Car rental: essential if you want to reach the North Shore (60 km), Manoa Falls, Kailua Beach, or anywhere beyond the tourist corridor. Book in advance; rates go up sharply in peak season.
Where to Stay
Royal Hawaiian Hotel (2259 Kalakaua Ave): the pink palace. Has been on the beach since 1927. Rates from $500-700 per night. The Sunday brunch at their restaurant is worth knowing about even if you’re not staying.
Waikiki Beachcomber by Outrigger: solid mid-range, excellent Waikiki location, around $200-280 per night.
Hostelling International Honolulu (2323A Seaview Ave, Manoa): basic but central and genuinely cheap at $35-50 per night in a dorm. Ten minutes by bus from Waikiki.

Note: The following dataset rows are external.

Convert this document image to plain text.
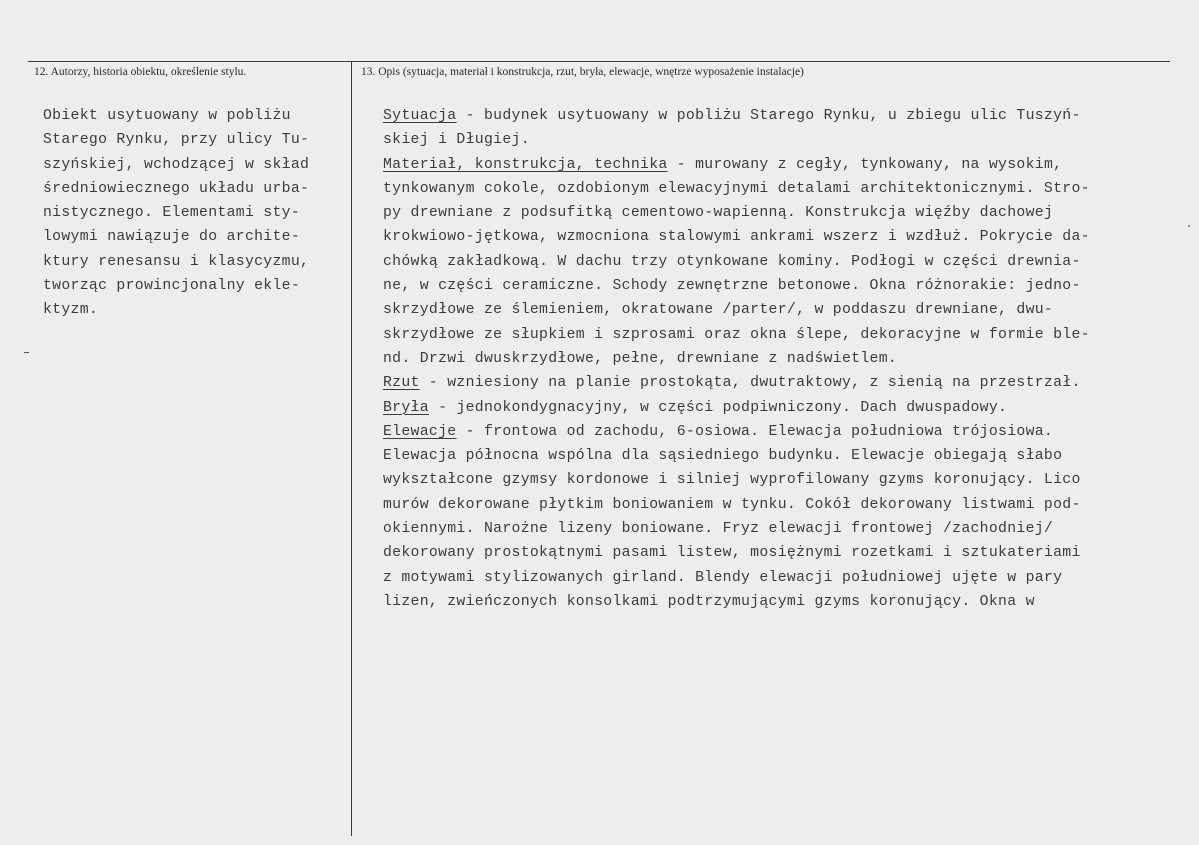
12. Autorzy, historia obiektu, określenie stylu.	13. Opis (sytuacja, materiał i konstrukcja, rzut, bryła, elewacje, wnętrze wyposażenie instalacje)
Obiekt usytuowany w pobliżu
Starego Rynku, przy ulicy Tu-
szyńskiej, wchodzącej w skład
średniowiecznego układu urba-
nistycznego. Elementami sty-
lowymi nawiązuje do archite-
ktury renesansu i klasycyzmu,
tworząc prowincjonalny ekle-
ktyzm.
Sytuacja - budynek usytuowany w pobliżu Starego Rynku, u zbiegu ulic Tuszyń-
skiej i Długiej.
Materiał, konstrukcja, technika - murowany z cegły, tynkowany, na wysokim,
tynkowanym cokole, ozdobionym elewacyjnymi detalami architektonicznymi. Stro-
py drewniane z podsufitką cementowo-wapienną. Konstrukcja więźby dachowej
krokwiowo-jętkowa, wzmocniona stalowymi ankrami wszerz i wzdłuż. Pokrycie da-
chówką zakładkową. W dachu trzy otynkowane kominy. Podłogi w części drewnia-
ne, w części ceramiczne. Schody zewnętrzne betonowe. Okna różnorakie: jedno-
skrzydłowe ze ślemieniem, okratowane /parter/, w poddaszu drewniane, dwu-
skrzydłowe ze słupkiem i szprosami oraz okna ślepe, dekoracyjne w formie ble-
nd. Drzwi dwuskrzydłowe, pełne, drewniane z nadświetlem.
Rzut - wzniesiony na planie prostokąta, dwutraktowy, z sienią na przestrzał.
Bryła - jednokondygnacyjny, w części podpiwniczony. Dach dwuspadowy.
Elewacje - frontowa od zachodu, 6-osiowa. Elewacja południowa trójosiowa.
Elewacja północna wspólna dla sąsiedniego budynku. Elewacje obiegają słabo
wykształcone gzymsy kordonowe i silniej wyprofilowany gzyms koronujący. Lico
murów dekorowane płytkim boniowaniem w tynku. Cokół dekorowany listwami pod-
okiennymi. Narożne lizeny boniowane. Fryz elewacji frontowej /zachodniej/
dekorowany prostokątnymi pasami listew, mosiężnymi rozetkami i sztukateriami
z motywami stylizowanych girland. Blendy elewacji południowej ujęte w pary
lizen, zwieńczonych konsolkami podtrzymującymi gzyms koronujący. Okna w
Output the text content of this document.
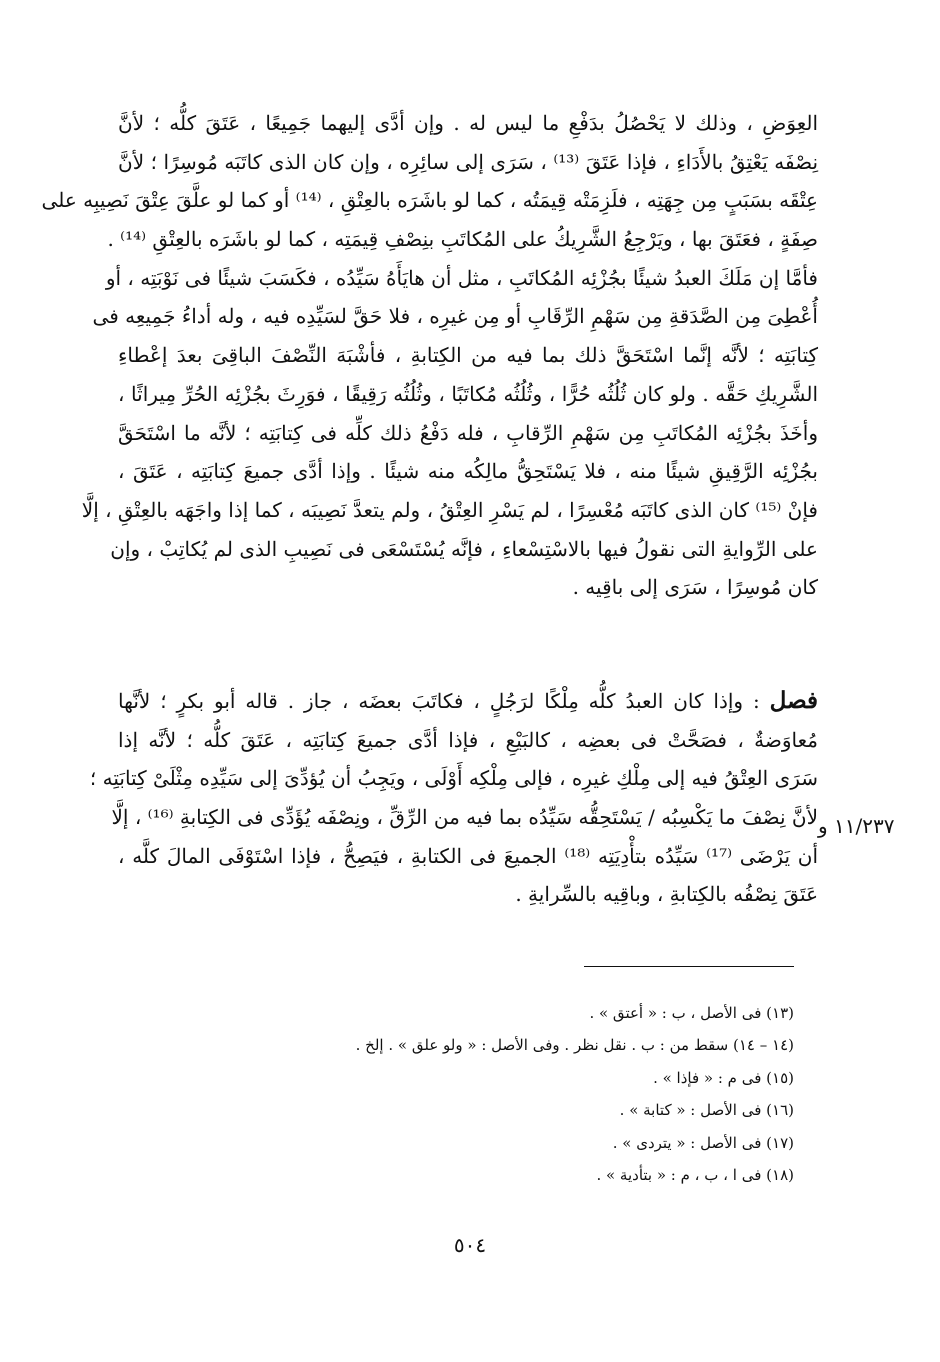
العِوَضِ ، وذلك لا يَحْصُلُ بدَفْعِ ما ليس له . وإن أدَّى إليهما جَمِيعًا ، عَتَقَ كلُّه ؛ لأنَّ
نِصْفَه يَعْتِقُ بالأَدَاءِ ، فإذا عَتَقَ ⁽¹³⁾ ، سَرَى إلى سائِرِه ، وإن كان الذى كاتَبَه مُوسِرًا ؛ لأنَّ
عِتْقَه بسَبَبٍ مِن جِهَتِه ، فلَزِمَتْه قِيمَتُه ، كما لو باشَرَه بالعِتْقِ ، ⁽¹⁴⁾ أو كما لو علَّقَ عِتْقَ نَصِيبِه على
صِفَةٍ ، فعَتَقَ بها ، ويَرْجِعُ الشَّرِيكُ على المُكاتَبِ بنِصْفِ قِيمَتِه ، كما لو باشَرَه بالعِتْقِ ⁽¹⁴⁾ .
فأمَّا إن مَلَكَ العبدُ شيئًا بجُزْئِه المُكاتَبِ ، مثل أن هايَأَهُ سَيِّدُه ، فكَسَبَ شيئًا فى نَوْبَتِه ، أو
أُعْطِىَ مِن الصَّدَقةِ مِن سَهْمِ الرِّقَابِ أو مِن غيرِه ، فلا حَقَّ لسَيِّدِه فيه ، وله أداءُ جَمِيعِه فى
كِتابَتِه ؛ لأنَّه إنَّما اسْتَحَقَّ ذلك بما فيه من الكِتابةِ ، فأشْبَهَ النِّصْفَ الباقِىَ بعدَ إعْطاءِ
الشَّرِيكِ حَقَّه . ولو كان ثُلُثُه حُرًّا ، وثُلُثُه مُكاتَبًا ، وثُلُثُه رَقِيقًا ، فوَرِثَ بجُزْئِه الحُرِّ مِيراثًا ،
وأخَذَ بجُزْئِه المُكاتَبِ مِن سَهْمِ الرِّقابِ ، فله دَفْعُ ذلك كلِّه فى كِتابَتِه ؛ لأنَّه ما اسْتَحَقَّ
بجُزْئِه الرَّقِيقِ شيئًا منه ، فلا يَسْتَحِقُّ مالِكُه منه شيئًا . وإذا أدَّى جميعَ كِتابَتِه ، عَتَقَ ،
فإنْ ⁽¹⁵⁾ كان الذى كاتَبَه مُعْسِرًا ، لم يَسْرِ العِتْقُ ، ولم يتعدَّ نَصِيبَه ، كما إذا واجَهَه بالعِتْقِ ، إلَّا
على الرِّوايةِ التى نقولُ فيها بالاسْتِسْعاءِ ، فإنَّه يُسْتَسْعَى فى نَصِيبِ الذى لم يُكاتِبْ ، وإن
كان مُوسِرًا ، سَرَى إلى باقِيه .
فصل : وإذا كان العبدُ كلُّه مِلْكًا لرَجُلٍ ، فكاتَبَ بعضَه ، جاز . قاله أبو بكرٍ ؛ لأنَّها
مُعاوَضةٌ ، فصَحَّتْ فى بعضِه ، كالبَيْعِ ، فإذا أدَّى جميعَ كِتابَتِه ، عَتَقَ كلُّه ؛ لأنَّه إذا
سَرَى العِتْقُ فيه إلى مِلْكِ غيرِه ، فإلى مِلْكِه أَوْلَى ، ويَجِبُ أن يُؤدِّىَ إلى سَيِّدِه مِثْلَىْ كِتابَتِه ؛
لأنَّ نِصْفَ ما يَكْسِبُه / يَسْتَحِقُّه سَيِّدُه بما فيه من الرِّقِّ ، ونِصْفَه يُؤَدِّى فى الكِتابةِ ⁽¹⁶⁾ ، إلَّا
أن يَرْضَى ⁽¹⁷⁾ سَيِّدُه بتأْدِيَتِه ⁽¹⁸⁾ الجميعَ فى الكتابةِ ، فيَصِحُّ ، فإذا اسْتَوْفَى المالَ كلَّه ،
عَتَقَ نِصْفُه بالكِتابةِ ، وباقِيه بالسِّرايةِ .
١١/٢٣٧ و
(١٣) فى الأصل ، ب : « أعتق » .
(١٤ – ١٤) سقط من : ب . نقل نظر . وفى الأصل : « ولو علق » . إلخ .
(١٥) فى م : « فإذا » .
(١٦) فى الأصل : « كتابة » .
(١٧) فى الأصل : « يتردى » .
(١٨) فى ا ، ب ، م : « بتأدية » .
٥٠٤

Kai Aloha Apartment Hotel (235 Saratoga Road): small, older property, studios with kitchen, Waikiki location, around $120-170 per night. The kitchen pays off quickly at Honolulu food prices.
Timing
December through April is whale season: humpbacks can be spotted offshore from any beach or headland. The Merrie Monarch hula festival in Hilo on the Big Island (not Honolulu, but worth the inter-island flight) happens in late March/April. June through August is peak tourist season and school holidays: prices are highest and beaches are fullest.